Lui era lì, e non ci avrebbe messo molto a trovarla.
Passi pesanti, goffi, i passi del mostro sempre più vicino.
-è solo uno di quegli strani giocattoli incantati che camminano da soli- tentò di tranquillizzarsi.
Lì, sotto la scrivania dove si era rifugiata, il mondo sembrava aver iniziato a contare i secondi che le restavano.
Di fronte a lei degli scaffali con strani oggetti; sembravano palle di vetro in cui il tempo aveva relegato con qualche sorta di maledizione l'inverno di molti reami.
Ecco dunque i piccoli regni di "Philadelphia", "Los Angeles" e "Parigi", sotto la  cupola dei quali continuava a vorticare neve. C'era anche un'altra palla di vetro, questa volta più grande, in cui però non c'era neve. Sotto ad essa un cartellino recante il prezzo probabilmente. "Riverwood" lesse Jack socchiudendo gli occhi, quando i passi non si fecero tuoni per quanto erano vicini.
Prese la palla di vetro in vendita: in caso fosse sopravvissuta, le sarebbe piaciuto avere un nuovo oggetto per la sua collezione. Gli umani erano interessanti, anche se ora avrebbe dovuto pensare ad un piano per uscire da lì.
Ma... nulla. Nessuna idea, e, mandata un ultima preghiera al Cielo, uscì dal suo nascondiglio. Il pugnale sguainato.
-gnam gnam- ruggì l'altro con voce metallica.
Jack comprese che quello non poteva essere un giocattolo.

Il mostro la fissava, le iridi vitree.
-che occhi grandi che hai...- sussurrò quando il muso di lui le sfiorò il viso.
Il pugnale era a terra, caduto dall'altra parte della stanza quando era stata disarmata.
-è per guardarti meglio mia cara- rispose lui avanzando ancora.
Le tende della bottega erano chiuse e solo da una piccola feritoia che il mostro stesso aveva creato con gli artigli entrava un sospiro di sole. E giunse sotto quella luce fioca, rivelandosi a Jack in tutta la sua bruttezza; il muso da ratto, sormontato da corna caprine, gli occhi piccoli piccoli e rossi come due rubini. Il corpo era invece quello di un uomo, o almeno sembrava, di un uomo gigantesco e peloso, quasi come una delle creature di cui Jack aveva letto solo nei libri.
-Per quanto il tempo è eterno, io non ho fatto nulla!- disse Jack fingendosi sicura. Arretrava.
-davvero?- lui aprì di colpo le grandi ali nere che aveva sulla schiena e come vento spazzò via i cocci di vetro per terra. -non hai esattamente un viso innocente-
-ah sì?
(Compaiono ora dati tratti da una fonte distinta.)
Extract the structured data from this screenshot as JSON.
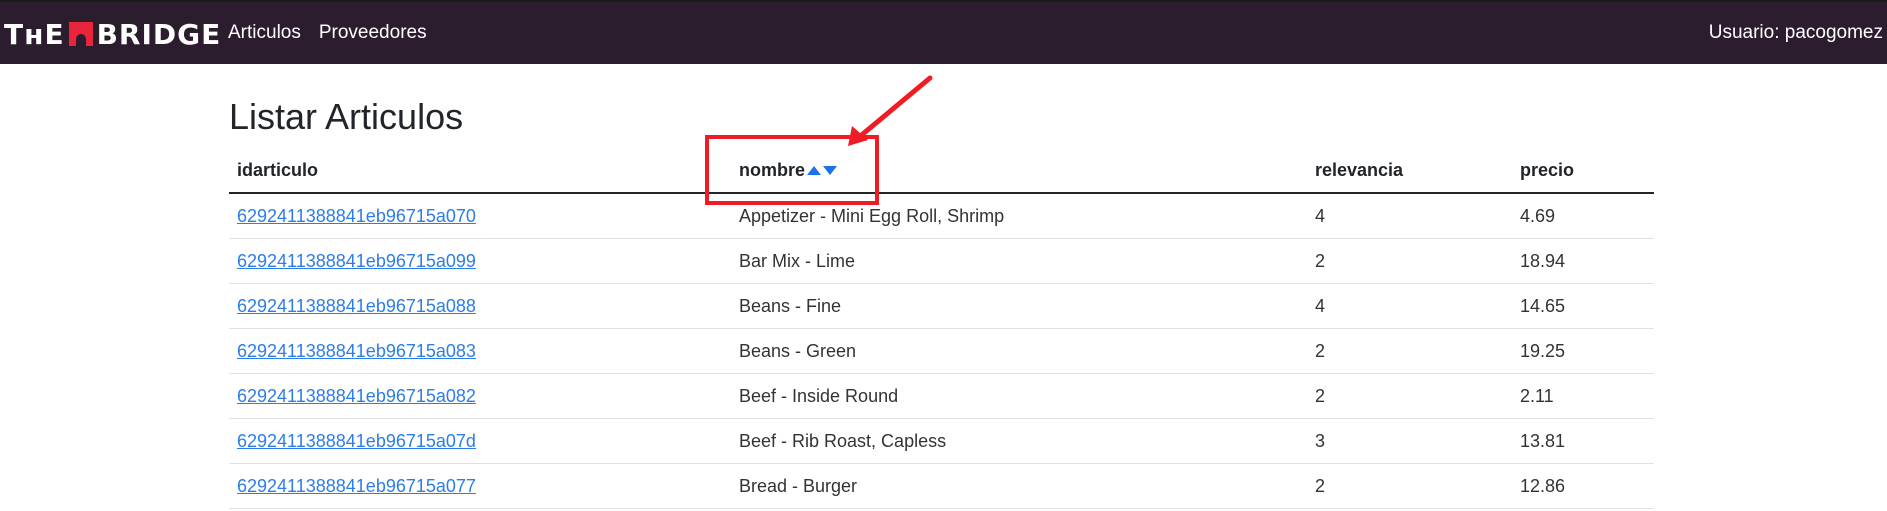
{
  "navbar": {
    "brand_the": "TʜE",
    "brand_bridge": "BRIDGE",
    "links": [
      {
        "label": "Articulos"
      },
      {
        "label": "Proveedores"
      }
    ],
    "user": "Usuario: pacogomez"
  },
  "page": {
    "title": "Listar Articulos"
  },
  "table": {
    "headers": {
      "id": "idarticulo",
      "name": "nombre",
      "relevance": "relevancia",
      "price": "precio"
    },
    "rows": [
      {
        "id": "6292411388841eb96715a070",
        "name": "Appetizer - Mini Egg Roll, Shrimp",
        "relevance": "4",
        "price": "4.69"
      },
      {
        "id": "6292411388841eb96715a099",
        "name": "Bar Mix - Lime",
        "relevance": "2",
        "price": "18.94"
      },
      {
        "id": "6292411388841eb96715a088",
        "name": "Beans - Fine",
        "relevance": "4",
        "price": "14.65"
      },
      {
        "id": "6292411388841eb96715a083",
        "name": "Beans - Green",
        "relevance": "2",
        "price": "19.25"
      },
      {
        "id": "6292411388841eb96715a082",
        "name": "Beef - Inside Round",
        "relevance": "2",
        "price": "2.11"
      },
      {
        "id": "6292411388841eb96715a07d",
        "name": "Beef - Rib Roast, Capless",
        "relevance": "3",
        "price": "13.81"
      },
      {
        "id": "6292411388841eb96715a077",
        "name": "Bread - Burger",
        "relevance": "2",
        "price": "12.86"
      }
    ]
  },
  "colors": {
    "navbar_bg": "#2b1d2e",
    "brand_accent": "#e8253b",
    "link": "#2b7de9",
    "sort_arrow": "#1a73e8",
    "annotation": "#ee1c24"
  },
  "icons": {
    "sort_up": "sort-ascending-icon",
    "sort_down": "sort-descending-icon",
    "annotation_arrow": "annotation-arrow-icon"
  }
}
E che cosa sembro allora?-
Il mostro spalancò gli occhi e i due piccoli fuochi quasi accecarono Jack.
-la mia cena-

Armata di quello che aveva tutta l'aria di essere un mestolo dall'elsa a forma di mucca, Jack cercava di difendersi. Menava fendenti all'aria, alternandosi agli affondi del mostro, finché lui non osò troppo e riuscì a graffiarle la spalla.
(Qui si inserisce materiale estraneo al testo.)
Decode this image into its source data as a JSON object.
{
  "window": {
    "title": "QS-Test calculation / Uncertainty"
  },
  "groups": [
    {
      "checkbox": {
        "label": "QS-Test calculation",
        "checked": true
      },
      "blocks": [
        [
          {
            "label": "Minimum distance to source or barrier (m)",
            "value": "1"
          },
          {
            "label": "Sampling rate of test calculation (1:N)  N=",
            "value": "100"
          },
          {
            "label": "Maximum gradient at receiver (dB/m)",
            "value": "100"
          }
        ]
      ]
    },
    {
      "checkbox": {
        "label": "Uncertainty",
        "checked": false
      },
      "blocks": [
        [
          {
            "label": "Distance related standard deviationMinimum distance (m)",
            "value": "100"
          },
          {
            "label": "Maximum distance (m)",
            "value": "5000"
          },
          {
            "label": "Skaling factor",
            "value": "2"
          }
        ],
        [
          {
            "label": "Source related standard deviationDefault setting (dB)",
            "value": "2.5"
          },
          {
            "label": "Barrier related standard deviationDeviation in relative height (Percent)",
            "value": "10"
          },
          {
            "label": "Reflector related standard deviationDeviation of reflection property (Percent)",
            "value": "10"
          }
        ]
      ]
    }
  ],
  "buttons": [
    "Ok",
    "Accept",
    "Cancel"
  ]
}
Faceva male, come il fuoco. Arretrò.
Un mestolo: non aveva possibilità.
Le restava solo un'ultima carta da giocare, ma l'idea non le piaceva troppo.
 Le bambole non le erano mai piaciute e durante l'infanzia si era dilettata con la lettura di ogni genere di libro.
"In caso l'avversario sia in vantaggio, provare la fuga distraendolo con quel che si ha a disposizione" ricordava ancora di aver letto da qualche parte.
-meraviglioso- pensò. Quel che aveva era un mestolo. Ma doveva provare.
Lanciò la sua gloriosa arma in faccia all'avversario e, prima di vederla rimbalzare e cadere senza troppa gloria, corse verso il "reparto alimentari".
Il mostro rimase attonito un momento, per quel gesto forse stupido o forse geniale, finché non riuscì a capire che la sua preda si era allontanata.
-non capirò mai voi figli di Kaos.- scuoteva la testa sorridendo.
Lui avanzava con passo claudicante, scrutando dietro ogni scaffale ricco di scatole e scatolette.
Sembrava ormai essersi abituato alla vista dei "cerealiametáprezzo", finché Jack, dietro all'ultimo scaffale, non fece cadere una di quelle qualunque-cosa-fossero.
Il mostro si fermò; gli occhi chiusi. Fiutava l'aria.
-già già. Così curiosi, così sapienti, così stupidi. Non capirò mai i figli di Kaos- accelerò il passo.
Ma questa volta Jack era pronta. Il pugnale, ritrovato, di nuovo stretto nella mano.
- e io non capirò mai voi Piegualdi- urlò mentre in fretta lo accoltellava alla spalla.
L'argento, il sangue della luna, avrebbe dovuto indebolirlo. Jack era pronta a vederlo agonizzare sul pavimento della bottega, ma non successe nulla.
Superato il trauma di ho-un-pugnale-nella schiena, il mostro si girò verso di lei. Lo sguardo incolore, mentre si strappava il pugnale dalla carne, subito guarita.
Sorrideva ancora. Jack odiava quel sorriso.
-Per quanto il tempo è eterno, non è possibile...-
-oh tesoro, dovrai fare molto più di questo per liberarti del Lupo cattivo!-

Correva, correva accanto al vento che voleva scoraggiarla. Il cappuccio scarlatto calato sugli occhi.
La porta della bottega si era richiusa sbattendo dietro di lei, fino a cadere, rotta, con altrettanto rumore, sfondata dal mostro.
Sentiva il suo respiro sul collo, il suo odore accanto al suo viso. La sua ombra.
Sapeva che i Piegualdi potevano correre anche quattro volte più velocemente degli umani, ma voleva sfidare il Cielo per l'ennesima volta.
No, non poteva arrendersi così. Non era arrivata fino a quel punto per venir sbranata da un Piegualdo.
Non aveva perso tutto, anche Peter, per questo.
-corri, corri cappuccetto rosso- la incitava lui.
Il sole era alto su di loro, tra le nuvole della città, quasi volesse assistere allo scontro.
Correva, correva a gara con il fato.
Un cartello, "benvenuti a Riverwood".
Si era persa. Le ceneri non funzionavano lì, "da quella parte".
Voleva solo mettersi in salvo ora. Voleva andare a casa.
Un altro cartello, "Little Street".
La via si aprì davanti a lei, ricca di gente che passeggiava, camminava o correva. Gli umani erano sempre di fretta.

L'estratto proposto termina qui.